Délinquance juvénile et mineurs vulnérables: risque d’amalgame

Tuesday 28th of July 2020 | National, Suisse
Le Temps
Nouvelle

Au sortir du confinement, les polices cantonales romandes observent une recrudescence des délits: deal de rue, disparition de vélos ou encore vol de bijoux et de sacs à l’arraché. Des actes de délinquance en partie attribués à des mineurs non accompagnés (MNA) par les habitants et les forces de l’ordre. Les avocats chargés d’une permanence juridique dédiée à ces mineurs et jeunes adultes dénoncent l’usage de ce terme et mettent en garde contre les amalgames.

Pour lutter contre les délits commis dans l’espace public, les services de police ont lancé depuis le 1er juillet des opérations spécifiques. A Neuchâtel, une task force du nom de Litto, l’abréviation de «littoral» où ces actes sont principalement commis, est entrée en action pour une durée déterminée de deux mois. Ainsi, des membres de la police judiciaire et de la gendarmerie consacrent leurs journées à surveiller et interpeller les auteurs pris en flagrant délit.

«Nous n’excluons pas la possibilité de prolonger la durée de cette opération selon l’évolution de la situation», précise Pascal Luthi, commandant de la police neuchâteloise.

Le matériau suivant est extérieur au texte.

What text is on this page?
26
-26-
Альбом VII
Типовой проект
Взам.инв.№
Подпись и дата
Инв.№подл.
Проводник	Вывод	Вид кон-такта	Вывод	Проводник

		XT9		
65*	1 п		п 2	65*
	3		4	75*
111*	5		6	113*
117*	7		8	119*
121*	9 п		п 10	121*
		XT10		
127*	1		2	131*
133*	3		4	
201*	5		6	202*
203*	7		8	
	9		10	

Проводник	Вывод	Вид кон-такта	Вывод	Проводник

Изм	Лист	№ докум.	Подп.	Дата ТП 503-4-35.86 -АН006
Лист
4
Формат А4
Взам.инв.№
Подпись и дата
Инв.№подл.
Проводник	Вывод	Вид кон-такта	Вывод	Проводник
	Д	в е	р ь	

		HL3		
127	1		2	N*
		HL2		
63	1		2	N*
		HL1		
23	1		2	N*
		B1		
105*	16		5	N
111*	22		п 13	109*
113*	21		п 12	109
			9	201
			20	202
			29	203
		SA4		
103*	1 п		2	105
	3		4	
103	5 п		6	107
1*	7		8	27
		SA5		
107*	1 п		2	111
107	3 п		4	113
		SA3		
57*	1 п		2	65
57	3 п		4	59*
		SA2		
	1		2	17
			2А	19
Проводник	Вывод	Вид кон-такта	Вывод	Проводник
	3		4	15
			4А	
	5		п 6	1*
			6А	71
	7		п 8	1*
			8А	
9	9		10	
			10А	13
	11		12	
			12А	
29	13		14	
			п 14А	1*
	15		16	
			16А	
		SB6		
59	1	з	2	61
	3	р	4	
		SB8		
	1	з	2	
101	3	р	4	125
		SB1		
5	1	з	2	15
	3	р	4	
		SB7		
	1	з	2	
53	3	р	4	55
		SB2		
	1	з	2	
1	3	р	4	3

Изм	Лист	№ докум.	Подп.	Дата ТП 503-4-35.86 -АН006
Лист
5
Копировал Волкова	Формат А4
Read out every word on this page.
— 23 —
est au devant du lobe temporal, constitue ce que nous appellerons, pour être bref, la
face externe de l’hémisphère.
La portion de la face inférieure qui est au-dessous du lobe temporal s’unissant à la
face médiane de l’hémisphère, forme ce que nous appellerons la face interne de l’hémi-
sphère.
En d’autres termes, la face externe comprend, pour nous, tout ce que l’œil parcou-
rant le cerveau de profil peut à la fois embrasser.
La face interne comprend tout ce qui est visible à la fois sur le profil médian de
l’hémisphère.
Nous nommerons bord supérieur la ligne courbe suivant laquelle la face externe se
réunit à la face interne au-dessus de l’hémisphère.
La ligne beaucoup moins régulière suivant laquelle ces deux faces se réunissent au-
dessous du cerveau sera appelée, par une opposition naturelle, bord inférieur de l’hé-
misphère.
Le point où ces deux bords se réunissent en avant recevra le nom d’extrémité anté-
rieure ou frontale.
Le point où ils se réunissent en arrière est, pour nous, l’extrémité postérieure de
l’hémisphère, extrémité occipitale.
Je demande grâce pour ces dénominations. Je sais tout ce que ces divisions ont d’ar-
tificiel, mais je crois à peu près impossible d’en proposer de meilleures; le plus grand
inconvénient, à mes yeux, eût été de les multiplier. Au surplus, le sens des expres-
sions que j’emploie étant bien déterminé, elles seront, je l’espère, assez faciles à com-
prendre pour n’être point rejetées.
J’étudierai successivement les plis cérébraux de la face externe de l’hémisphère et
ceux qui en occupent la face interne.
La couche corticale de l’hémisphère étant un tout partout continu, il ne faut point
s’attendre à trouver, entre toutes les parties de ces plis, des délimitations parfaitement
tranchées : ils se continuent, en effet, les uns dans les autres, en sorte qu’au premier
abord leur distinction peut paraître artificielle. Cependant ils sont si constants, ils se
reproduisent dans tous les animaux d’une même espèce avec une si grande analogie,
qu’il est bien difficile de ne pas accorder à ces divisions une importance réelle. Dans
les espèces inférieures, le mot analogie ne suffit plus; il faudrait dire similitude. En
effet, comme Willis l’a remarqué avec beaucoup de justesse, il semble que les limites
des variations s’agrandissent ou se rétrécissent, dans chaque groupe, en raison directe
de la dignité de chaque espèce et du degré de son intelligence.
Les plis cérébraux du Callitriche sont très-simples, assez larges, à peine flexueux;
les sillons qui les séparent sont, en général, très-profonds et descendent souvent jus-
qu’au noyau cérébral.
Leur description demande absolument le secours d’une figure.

Une flexibilité favorisée par sa transversalité et «caractéristique d’une police moderne guidée par le renseignement», dit-il.

Sur la même impulsion, une unité baptisée GRVA pour «groupe vols et agressions de rue» est entrée en action à Genève pour une durée de trois mois, là encore reconductible. Les six inspecteurs qui composent cette brigade s’attellent à collecter des renseignements et à les exploiter pour coordonner sur le terrain des opérations permanentes ou ponctuelles.